Report on Popocatepetl (Mexico) — 18 January-24 January 2023
Smithsonian / US Geological Survey Weekly Volcanic Activity Report,
18 January-24 January 2023
Managing Editor: Sally Kuhn Sennert
Please cite this report as:
Global Volcanism Program, 2023. Report on Popocatepetl (Mexico). In: Sennert, S K (ed.), Weekly Volcanic Activity Report, 18 January-24 January 2023. Smithsonian Institution and US Geological Survey.
19.023°N, 98.622°W; summit elev. 5393 m
All times are local (unless otherwise noted)
CENAPRED reported that there were 94-206 steam-and-gas emissions, sometimes containing ash, rising from Popocatépetl each day during 17-24 January. The plumes drifted N, NE, and N. Minor ashfall was reported in the municipalities of Domingo Arenas, San Nicolas de los Ranchos, Santiago Xalizintla, in the town of San Mateo Ozolco in Calpan, state of Puebla and in the municipalities of Tlaxcala and Papalotla, state of Tlaxcala on 17 January. On 21 January an ash plume rose as high as 3 km and drifted NNE and one minor explosion was detected. Four explosions were recorded during 21-22 January and six were recorded during 23-24 January. The Alert Level remained at Yellow, Phase Two (the middle level on a three-color scale).

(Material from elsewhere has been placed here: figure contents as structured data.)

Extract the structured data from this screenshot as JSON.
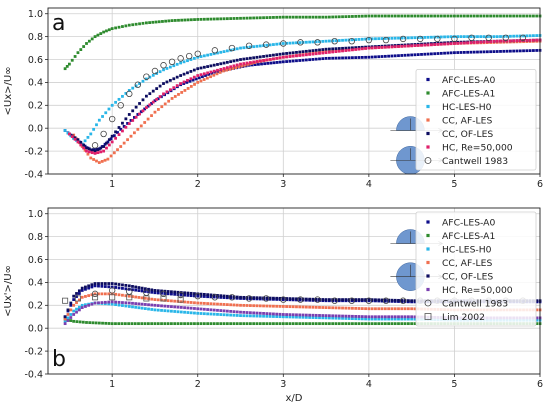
{
  "chart_data": [
    {
      "type": "scatter",
      "panel_label": "a",
      "xlabel": "",
      "ylabel": "<Ux>/U∞",
      "xlim": [
        0.25,
        6
      ],
      "ylim": [
        -0.4,
        1.05
      ],
      "xticks": [
        1,
        2,
        3,
        4,
        5,
        6
      ],
      "yticks": [
        -0.4,
        -0.2,
        0.0,
        0.2,
        0.4,
        0.6,
        0.8,
        1.0
      ],
      "tick_labels_x": [
        "1",
        "2",
        "3",
        "4",
        "5",
        "6"
      ],
      "tick_labels_y": [
        "-0.4",
        "-0.2",
        "0.0",
        "0.2",
        "0.4",
        "0.6",
        "0.8",
        "1.0"
      ],
      "grid": true,
      "legend_position": "lower-right",
      "series": [
        {
          "name": "AFC-LES-A0",
          "color": "#0d0d8a",
          "marker": "point",
          "x": [
            0.45,
            0.55,
            0.65,
            0.75,
            0.85,
            0.95,
            1.1,
            1.3,
            1.5,
            1.8,
            2.2,
            2.6,
            3.0,
            3.5,
            4.0,
            4.5,
            5.0,
            5.5,
            6.0
          ],
          "y": [
            -0.02,
            -0.08,
            -0.14,
            -0.19,
            -0.18,
            -0.12,
            -0.01,
            0.12,
            0.24,
            0.38,
            0.49,
            0.55,
            0.58,
            0.61,
            0.62,
            0.64,
            0.66,
            0.67,
            0.68
          ]
        },
        {
          "name": "AFC-LES-A1",
          "color": "#2e8b2e",
          "marker": "point",
          "x": [
            0.45,
            0.5,
            0.6,
            0.7,
            0.8,
            0.9,
            1.0,
            1.2,
            1.4,
            1.7,
            2.0,
            2.5,
            3.0,
            3.5,
            4.0,
            4.5,
            5.0,
            5.5,
            6.0
          ],
          "y": [
            0.52,
            0.56,
            0.66,
            0.74,
            0.8,
            0.84,
            0.87,
            0.9,
            0.92,
            0.94,
            0.95,
            0.96,
            0.97,
            0.97,
            0.98,
            0.98,
            0.98,
            0.98,
            0.98
          ]
        },
        {
          "name": "HC-LES-H0",
          "color": "#29b6e8",
          "marker": "point",
          "x": [
            0.45,
            0.55,
            0.65,
            0.75,
            0.85,
            1.0,
            1.2,
            1.4,
            1.6,
            1.8,
            2.0,
            2.5,
            3.0,
            3.5,
            4.0,
            4.5,
            5.0,
            5.5,
            6.0
          ],
          "y": [
            -0.02,
            -0.09,
            -0.14,
            -0.05,
            0.07,
            0.2,
            0.33,
            0.43,
            0.51,
            0.57,
            0.62,
            0.7,
            0.74,
            0.76,
            0.78,
            0.79,
            0.8,
            0.8,
            0.81
          ]
        },
        {
          "name": "CC, AF-LES",
          "color": "#f07050",
          "marker": "point",
          "x": [
            0.55,
            0.65,
            0.75,
            0.85,
            0.95,
            1.1,
            1.3,
            1.5,
            1.7,
            2.0,
            2.3,
            2.7,
            3.0,
            3.5,
            4.0,
            4.5,
            5.0,
            5.5,
            6.0
          ],
          "y": [
            -0.06,
            -0.16,
            -0.26,
            -0.3,
            -0.27,
            -0.16,
            -0.01,
            0.14,
            0.26,
            0.4,
            0.5,
            0.58,
            0.62,
            0.67,
            0.7,
            0.72,
            0.74,
            0.75,
            0.76
          ]
        },
        {
          "name": "CC, OF-LES",
          "color": "#0d0d60",
          "marker": "point",
          "x": [
            0.5,
            0.6,
            0.7,
            0.8,
            0.9,
            1.0,
            1.2,
            1.4,
            1.6,
            1.8,
            2.0,
            2.5,
            3.0,
            3.5,
            4.0,
            4.5,
            5.0,
            5.5,
            6.0
          ],
          "y": [
            -0.05,
            -0.1,
            -0.17,
            -0.2,
            -0.16,
            -0.07,
            0.12,
            0.28,
            0.39,
            0.46,
            0.52,
            0.6,
            0.65,
            0.69,
            0.71,
            0.73,
            0.75,
            0.76,
            0.77
          ]
        },
        {
          "name": "HC, Re=50,000",
          "color": "#e0206a",
          "marker": "point",
          "x": [
            0.5,
            0.6,
            0.7,
            0.8,
            0.9,
            1.0,
            1.2,
            1.4,
            1.6,
            1.8,
            2.0,
            2.5,
            3.0,
            3.5,
            4.0,
            4.5,
            5.0,
            5.5,
            6.0
          ],
          "y": [
            -0.05,
            -0.12,
            -0.2,
            -0.22,
            -0.2,
            -0.12,
            0.04,
            0.18,
            0.3,
            0.39,
            0.46,
            0.56,
            0.62,
            0.66,
            0.7,
            0.72,
            0.74,
            0.76,
            0.77
          ]
        },
        {
          "name": "Cantwell 1983",
          "color": "#444444",
          "marker": "open-circle",
          "x": [
            0.8,
            0.9,
            1.0,
            1.1,
            1.2,
            1.3,
            1.4,
            1.5,
            1.6,
            1.7,
            1.8,
            1.9,
            2.0,
            2.2,
            2.4,
            2.6,
            2.8,
            3.0,
            3.2,
            3.4,
            3.6,
            3.8,
            4.0,
            4.2,
            4.4,
            4.6,
            4.8,
            5.0,
            5.2,
            5.4,
            5.6,
            5.8
          ],
          "y": [
            -0.15,
            -0.05,
            0.08,
            0.2,
            0.3,
            0.38,
            0.45,
            0.5,
            0.55,
            0.58,
            0.61,
            0.63,
            0.65,
            0.68,
            0.7,
            0.72,
            0.73,
            0.74,
            0.75,
            0.75,
            0.76,
            0.76,
            0.77,
            0.77,
            0.78,
            0.78,
            0.78,
            0.78,
            0.79,
            0.79,
            0.79,
            0.79
          ]
        }
      ]
    },
    {
      "type": "scatter",
      "panel_label": "b",
      "xlabel": "x/D",
      "ylabel": "<Ux'>/U∞",
      "xlim": [
        0.25,
        6
      ],
      "ylim": [
        -0.4,
        1.05
      ],
      "xticks": [
        1,
        2,
        3,
        4,
        5,
        6
      ],
      "yticks": [
        -0.4,
        -0.2,
        0.0,
        0.2,
        0.4,
        0.6,
        0.8,
        1.0
      ],
      "tick_labels_x": [
        "1",
        "2",
        "3",
        "4",
        "5",
        "6"
      ],
      "tick_labels_y": [
        "-0.4",
        "-0.2",
        "0.0",
        "0.2",
        "0.4",
        "0.6",
        "0.8",
        "1.0"
      ],
      "grid": true,
      "legend_position": "upper-right",
      "series": [
        {
          "name": "AFC-LES-A0",
          "color": "#0d0d8a",
          "marker": "point",
          "x": [
            0.45,
            0.55,
            0.65,
            0.8,
            1.0,
            1.2,
            1.5,
            2.0,
            2.5,
            3.0,
            3.5,
            4.0,
            4.5,
            5.0,
            5.5,
            6.0
          ],
          "y": [
            0.1,
            0.25,
            0.33,
            0.37,
            0.36,
            0.34,
            0.31,
            0.28,
            0.26,
            0.25,
            0.24,
            0.24,
            0.23,
            0.23,
            0.23,
            0.23
          ]
        },
        {
          "name": "AFC-LES-A1",
          "color": "#2e8b2e",
          "marker": "point",
          "x": [
            0.45,
            0.55,
            0.7,
            1.0,
            1.5,
            2.0,
            2.5,
            3.0,
            3.5,
            4.0,
            4.5,
            5.0,
            5.5,
            6.0
          ],
          "y": [
            0.08,
            0.06,
            0.05,
            0.04,
            0.04,
            0.04,
            0.04,
            0.04,
            0.04,
            0.04,
            0.04,
            0.04,
            0.04,
            0.04
          ]
        },
        {
          "name": "HC-LES-H0",
          "color": "#29b6e8",
          "marker": "point",
          "x": [
            0.45,
            0.55,
            0.65,
            0.8,
            1.0,
            1.2,
            1.5,
            2.0,
            2.5,
            3.0,
            3.5,
            4.0,
            4.5,
            5.0,
            5.5,
            6.0
          ],
          "y": [
            0.06,
            0.15,
            0.2,
            0.22,
            0.21,
            0.19,
            0.16,
            0.13,
            0.11,
            0.1,
            0.09,
            0.08,
            0.08,
            0.07,
            0.07,
            0.07
          ]
        },
        {
          "name": "CC, AF-LES",
          "color": "#f07050",
          "marker": "point",
          "x": [
            0.45,
            0.55,
            0.65,
            0.8,
            1.0,
            1.2,
            1.5,
            2.0,
            2.5,
            3.0,
            3.5,
            4.0,
            4.5,
            5.0,
            5.5,
            6.0
          ],
          "y": [
            0.08,
            0.2,
            0.27,
            0.3,
            0.3,
            0.28,
            0.25,
            0.22,
            0.2,
            0.19,
            0.18,
            0.17,
            0.17,
            0.16,
            0.16,
            0.16
          ]
        },
        {
          "name": "CC, OF-LES",
          "color": "#0d0d60",
          "marker": "point",
          "x": [
            0.45,
            0.55,
            0.65,
            0.8,
            1.0,
            1.2,
            1.5,
            2.0,
            2.5,
            3.0,
            3.5,
            4.0,
            4.5,
            5.0,
            5.5,
            6.0
          ],
          "y": [
            0.1,
            0.28,
            0.35,
            0.39,
            0.39,
            0.37,
            0.33,
            0.3,
            0.27,
            0.26,
            0.25,
            0.25,
            0.24,
            0.24,
            0.24,
            0.24
          ]
        },
        {
          "name": "HC, Re=50,000",
          "color": "#7a3fb0",
          "marker": "point",
          "x": [
            0.45,
            0.55,
            0.65,
            0.8,
            1.0,
            1.2,
            1.5,
            2.0,
            2.5,
            3.0,
            3.5,
            4.0,
            4.5,
            5.0,
            5.5,
            6.0
          ],
          "y": [
            0.04,
            0.12,
            0.18,
            0.22,
            0.23,
            0.22,
            0.2,
            0.17,
            0.14,
            0.12,
            0.11,
            0.1,
            0.1,
            0.09,
            0.09,
            0.09
          ]
        },
        {
          "name": "Cantwell 1983",
          "color": "#444444",
          "marker": "open-circle",
          "x": [
            0.8,
            1.0,
            1.2,
            1.4,
            1.6,
            1.8,
            2.0,
            2.2,
            2.4,
            2.6,
            2.8,
            3.0,
            3.2,
            3.4,
            3.6,
            3.8,
            4.0,
            4.2,
            4.4,
            4.6,
            4.8,
            5.0,
            5.2,
            5.4,
            5.6,
            5.8
          ],
          "y": [
            0.3,
            0.33,
            0.32,
            0.31,
            0.3,
            0.29,
            0.28,
            0.27,
            0.27,
            0.26,
            0.26,
            0.25,
            0.25,
            0.25,
            0.24,
            0.24,
            0.24,
            0.24,
            0.24,
            0.24,
            0.24,
            0.24,
            0.24,
            0.24,
            0.24,
            0.24
          ]
        },
        {
          "name": "Lim 2002",
          "color": "#555555",
          "marker": "open-square",
          "x": [
            0.45,
            0.6,
            0.8,
            1.0,
            1.2,
            1.4,
            1.6,
            1.8
          ],
          "y": [
            0.24,
            0.26,
            0.27,
            0.27,
            0.27,
            0.26,
            0.26,
            0.25
          ]
        }
      ]
    }
  ]
}
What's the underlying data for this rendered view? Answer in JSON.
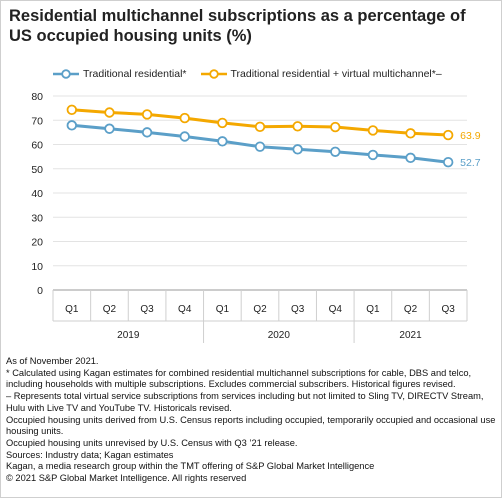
{
  "title_line1": "Residential multichannel subscriptions as a percentage of",
  "title_line2": "US occupied housing units (%)",
  "colors": {
    "traditional": "#5b9fc8",
    "combined": "#f4a800",
    "grid": "#e3e3e3",
    "axis": "#9a9a9a"
  },
  "chart_data": {
    "type": "line",
    "categories": [
      "Q1",
      "Q2",
      "Q3",
      "Q4",
      "Q1",
      "Q2",
      "Q3",
      "Q4",
      "Q1",
      "Q2",
      "Q3"
    ],
    "years": [
      {
        "label": "2019",
        "start": 0,
        "end": 3
      },
      {
        "label": "2020",
        "start": 4,
        "end": 7
      },
      {
        "label": "2021",
        "start": 8,
        "end": 10
      }
    ],
    "series": [
      {
        "name": "Traditional residential*",
        "color": "#5b9fc8",
        "values": [
          67.9,
          66.5,
          65.0,
          63.3,
          61.3,
          59.1,
          58.0,
          57.0,
          55.7,
          54.5,
          52.7
        ],
        "end_label": "52.7"
      },
      {
        "name": "Traditional residential + virtual multichannel*–",
        "color": "#f4a800",
        "values": [
          74.3,
          73.2,
          72.4,
          70.9,
          68.9,
          67.3,
          67.5,
          67.2,
          65.8,
          64.6,
          63.9
        ],
        "end_label": "63.9"
      }
    ],
    "ylim": [
      0,
      80
    ],
    "yticks": [
      0,
      10,
      20,
      30,
      40,
      50,
      60,
      70,
      80
    ],
    "grid": true,
    "legend_position": "top"
  },
  "notes": [
    "As of November 2021.",
    "* Calculated using Kagan estimates for combined residential multichannel subscriptions for cable, DBS and telco, including households with multiple subscriptions. Excludes commercial subscribers. Historical figures revised.",
    "– Represents total virtual service subscriptions from services including but not limited to Sling TV, DIRECTV Stream, Hulu with Live TV and YouTube TV. Historicals revised.",
    "Occupied housing units derived from U.S. Census reports including occupied, temporarily occupied and occasional use housing units.",
    "Occupied housing units unrevised by U.S. Census with Q3 ’21 release.",
    "Sources: Industry data; Kagan estimates",
    "Kagan, a media research group within the TMT offering of S&P Global Market Intelligence",
    "© 2021 S&P Global Market Intelligence. All rights reserved"
  ]
}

Geological Summary. Volcán Popocatépetl, whose name is the Aztec word for smoking mountain, rises 70 km SE of Mexico City to form North America's 2nd-highest volcano. The glacier-clad stratovolcano contains a steep-walled, 400 x 600 m wide crater. The generally symmetrical volcano is modified by the sharp-peaked Ventorrillo on the NW, a remnant of an earlier volcano. At least three previous major cones were destroyed by gravitational failure during the Pleistocene, producing massive debris-avalanche deposits covering broad areas to the south. The modern volcano was constructed south of the late-Pleistocene to Holocene El Fraile cone. Three major Plinian eruptions, the most recent of which took place about 800 CE, have occurred since the mid-Holocene, accompanied by pyroclastic flows and voluminous lahars that swept basins below the volcano. Frequent historical eruptions, first recorded in Aztec codices, have occurred since Pre-Columbian time.